Siyahi birini gördüğümde ırkçılık denen olgu aklımın ucundan bile geçmez. Öyle biriyle tartışacak, hatta -tasvip etmesem de- bir şekilde kavga edecek bile olsam yine de rengiyle ilgili hakarette bulunmak çok uzaktır bana. Muhakkak ki ağzımdan küfür de çıkar -ki inşallah çıkmaz- iş o boyuta geldiğinde, ama yaratılışından dolayı o kişiyi rencide etmek... Asla ama asla..

Bu topraklarda doğan, büyüyen bir çok insan için de bu böyledir.
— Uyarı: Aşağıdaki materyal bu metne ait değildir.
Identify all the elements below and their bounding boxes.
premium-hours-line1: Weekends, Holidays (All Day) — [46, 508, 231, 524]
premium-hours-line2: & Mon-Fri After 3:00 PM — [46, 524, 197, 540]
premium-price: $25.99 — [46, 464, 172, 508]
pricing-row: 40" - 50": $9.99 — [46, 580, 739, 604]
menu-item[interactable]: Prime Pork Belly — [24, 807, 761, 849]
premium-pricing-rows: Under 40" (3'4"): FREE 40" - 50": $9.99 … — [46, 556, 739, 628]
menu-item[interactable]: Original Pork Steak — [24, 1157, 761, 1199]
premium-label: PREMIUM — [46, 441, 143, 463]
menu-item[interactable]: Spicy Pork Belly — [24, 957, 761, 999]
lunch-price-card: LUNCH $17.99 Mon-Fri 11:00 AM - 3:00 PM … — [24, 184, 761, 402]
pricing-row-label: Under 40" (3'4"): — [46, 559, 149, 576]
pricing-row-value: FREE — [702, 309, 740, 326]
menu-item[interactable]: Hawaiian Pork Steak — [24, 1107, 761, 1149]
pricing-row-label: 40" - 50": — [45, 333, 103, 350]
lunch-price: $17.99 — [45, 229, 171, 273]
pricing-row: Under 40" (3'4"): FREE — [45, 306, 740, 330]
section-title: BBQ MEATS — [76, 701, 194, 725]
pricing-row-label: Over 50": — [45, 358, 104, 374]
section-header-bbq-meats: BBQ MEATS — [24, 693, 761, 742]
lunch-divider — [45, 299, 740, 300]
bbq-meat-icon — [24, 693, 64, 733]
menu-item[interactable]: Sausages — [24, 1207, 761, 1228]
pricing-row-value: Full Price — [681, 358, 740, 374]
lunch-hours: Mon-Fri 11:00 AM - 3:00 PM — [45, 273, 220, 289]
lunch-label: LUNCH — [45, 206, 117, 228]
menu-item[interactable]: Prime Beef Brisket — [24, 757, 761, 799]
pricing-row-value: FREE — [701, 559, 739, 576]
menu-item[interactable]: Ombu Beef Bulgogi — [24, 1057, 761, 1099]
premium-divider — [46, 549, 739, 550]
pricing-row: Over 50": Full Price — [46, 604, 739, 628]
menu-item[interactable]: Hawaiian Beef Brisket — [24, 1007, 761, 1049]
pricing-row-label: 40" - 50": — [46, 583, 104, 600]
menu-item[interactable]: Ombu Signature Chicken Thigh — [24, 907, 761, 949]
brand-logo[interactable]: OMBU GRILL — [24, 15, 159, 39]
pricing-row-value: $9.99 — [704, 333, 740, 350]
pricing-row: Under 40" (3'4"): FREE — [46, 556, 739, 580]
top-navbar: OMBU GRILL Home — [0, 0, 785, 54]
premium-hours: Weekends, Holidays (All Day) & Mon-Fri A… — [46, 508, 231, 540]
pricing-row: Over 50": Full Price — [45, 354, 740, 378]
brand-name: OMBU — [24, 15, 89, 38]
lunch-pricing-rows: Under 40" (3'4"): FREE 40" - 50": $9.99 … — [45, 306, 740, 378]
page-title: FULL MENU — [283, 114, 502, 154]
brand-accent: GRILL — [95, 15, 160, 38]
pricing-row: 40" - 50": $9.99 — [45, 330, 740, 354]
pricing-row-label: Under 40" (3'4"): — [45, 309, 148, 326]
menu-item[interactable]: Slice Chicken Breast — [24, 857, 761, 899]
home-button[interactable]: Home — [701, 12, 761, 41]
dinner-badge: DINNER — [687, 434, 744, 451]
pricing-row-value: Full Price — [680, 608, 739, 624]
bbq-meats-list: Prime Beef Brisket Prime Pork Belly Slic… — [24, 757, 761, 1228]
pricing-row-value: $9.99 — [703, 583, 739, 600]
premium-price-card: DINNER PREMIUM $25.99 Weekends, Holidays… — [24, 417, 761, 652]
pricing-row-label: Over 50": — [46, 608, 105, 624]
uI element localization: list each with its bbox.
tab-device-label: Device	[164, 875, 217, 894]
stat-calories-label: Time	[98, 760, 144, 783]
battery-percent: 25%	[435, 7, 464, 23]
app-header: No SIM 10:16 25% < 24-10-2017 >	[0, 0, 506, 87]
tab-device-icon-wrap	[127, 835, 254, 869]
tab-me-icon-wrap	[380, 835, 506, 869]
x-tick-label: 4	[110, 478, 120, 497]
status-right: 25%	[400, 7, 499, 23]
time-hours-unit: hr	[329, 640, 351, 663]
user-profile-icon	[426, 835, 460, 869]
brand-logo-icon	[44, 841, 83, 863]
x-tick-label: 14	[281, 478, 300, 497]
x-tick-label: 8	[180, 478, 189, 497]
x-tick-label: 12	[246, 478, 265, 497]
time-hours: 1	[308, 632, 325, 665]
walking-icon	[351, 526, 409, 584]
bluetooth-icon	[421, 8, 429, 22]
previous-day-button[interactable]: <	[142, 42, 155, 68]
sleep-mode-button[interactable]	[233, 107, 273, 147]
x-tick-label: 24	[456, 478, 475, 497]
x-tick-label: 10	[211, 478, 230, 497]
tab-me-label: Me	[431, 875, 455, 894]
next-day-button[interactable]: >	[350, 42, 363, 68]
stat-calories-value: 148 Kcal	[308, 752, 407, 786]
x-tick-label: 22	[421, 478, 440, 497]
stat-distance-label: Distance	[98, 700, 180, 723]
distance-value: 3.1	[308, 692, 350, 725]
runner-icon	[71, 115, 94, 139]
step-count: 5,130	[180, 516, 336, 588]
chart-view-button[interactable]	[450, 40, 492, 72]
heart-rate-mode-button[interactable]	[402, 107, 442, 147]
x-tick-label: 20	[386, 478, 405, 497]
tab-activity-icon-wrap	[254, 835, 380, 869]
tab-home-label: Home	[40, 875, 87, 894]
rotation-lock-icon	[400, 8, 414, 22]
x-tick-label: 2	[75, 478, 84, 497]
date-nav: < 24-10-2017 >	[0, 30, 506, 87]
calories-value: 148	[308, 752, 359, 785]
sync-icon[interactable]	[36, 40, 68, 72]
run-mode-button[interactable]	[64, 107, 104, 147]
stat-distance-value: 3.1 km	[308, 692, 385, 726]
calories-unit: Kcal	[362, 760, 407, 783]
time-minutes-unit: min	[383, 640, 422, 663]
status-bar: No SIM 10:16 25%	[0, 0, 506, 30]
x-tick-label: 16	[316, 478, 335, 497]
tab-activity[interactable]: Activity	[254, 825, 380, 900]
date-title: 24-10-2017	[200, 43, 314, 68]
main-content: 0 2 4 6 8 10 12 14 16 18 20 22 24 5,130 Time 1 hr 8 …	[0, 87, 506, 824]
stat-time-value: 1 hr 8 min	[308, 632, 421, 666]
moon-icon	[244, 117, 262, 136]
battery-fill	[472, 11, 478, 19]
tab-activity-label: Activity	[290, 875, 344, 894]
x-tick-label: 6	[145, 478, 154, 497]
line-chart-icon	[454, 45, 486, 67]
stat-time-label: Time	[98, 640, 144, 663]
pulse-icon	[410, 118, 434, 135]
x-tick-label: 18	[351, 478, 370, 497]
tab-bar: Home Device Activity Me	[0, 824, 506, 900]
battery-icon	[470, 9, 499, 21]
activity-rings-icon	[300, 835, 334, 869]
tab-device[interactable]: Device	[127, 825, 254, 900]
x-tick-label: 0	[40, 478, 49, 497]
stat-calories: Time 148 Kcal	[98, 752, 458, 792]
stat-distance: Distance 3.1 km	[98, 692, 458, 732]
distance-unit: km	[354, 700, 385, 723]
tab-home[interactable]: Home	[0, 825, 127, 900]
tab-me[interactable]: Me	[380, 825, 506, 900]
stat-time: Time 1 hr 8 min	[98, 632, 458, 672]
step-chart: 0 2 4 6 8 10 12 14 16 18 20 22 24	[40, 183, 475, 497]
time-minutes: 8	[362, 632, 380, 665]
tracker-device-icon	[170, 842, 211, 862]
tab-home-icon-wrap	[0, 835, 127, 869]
Irkçılık lanetinin bizlere uzak olmasındaki en önemli etken de zannediyorum bazılarımız için inancımızla alakalı, bazılarımız için sosyal hayatımızla, bazılarımız için de her ikisiyle. Çocukken din eğitimi dersinde ilk öğrendiklerimiz arasında bir siyahi de vardı. Ezanı ilk okuyan kişi, Bilal-i Habeşi. Sonra biraz büyüyünce, müslümanlığı seçen, Vietnam'da savaşmayı reddeden, Türk insanının gece yarısı kalkıp boks maçlarını izlediği bir başka siyahi ile tanıştık, Muhammed Ali. Ve futbol denince -her ne kadar son dönemde yaptığı kıyaslamalarla eleştirilse ve komik duruma düşse de- babalarımızdan duyup öğrendiğimiz dünyanın en büyük futbolcularından bir başka siyahi girdi hayatımıza, Pele. Lise-üniversite zamanında da başka siyahilerle tanıştık. Fikir adamları, yurttaş hakları savunucuları, Martin Luther King ve Nelson Mandela ile.

Bu saydıklarıma Türk sanatçılar da başta olmak üzere bir çok isim eklenebilir. Bunların hepsi ya da bazıları zaman ve mekan açısından birçoğumuza uzaktı ama dedim ya yakındı da. Mekan açısından uzaktılar çünkü birçoğumuz yetişirken, kişiliklerimiz otururken, siyahi insanlar görmedik etrafımızda. Onlarla herhangi bir iletişim içine giremedik. Bu yüzdendir ki sokakta aniden karşımıza bir siyahi çıktığında "Aa zenciye bak" demişizdir eminim. Kendilerine zenci denmesine sinirlendiklerini, bozulduklarını bile bilmiyorduk. Sonraları öğrendik ki "nigger, nigga, negro" gibi kelimeler fazlasıyla ağırlarına gidiyormuş. TRT'de Sezen Cumhur Önal'ın "çikolata renkli" yakıştırmasıyla, sunumu sırasında gösterdiği özeni de farkettik. Yavaş yavaş -benim de içimden geçenleri yazarken kullandığım gibi- zenciden çok siyahi demeye özen gösterir olduk.

Netice itibariyle birilerini renginden dolayı rencide etmek, hakaret kabul ettikleri kelimelerle onlara hitap etmek hiç kimsenin haddine değil. Bu yüzden lütfen o kelimeler bizim için en fazla o çikolatalı bisküvi markası olarak kalsın.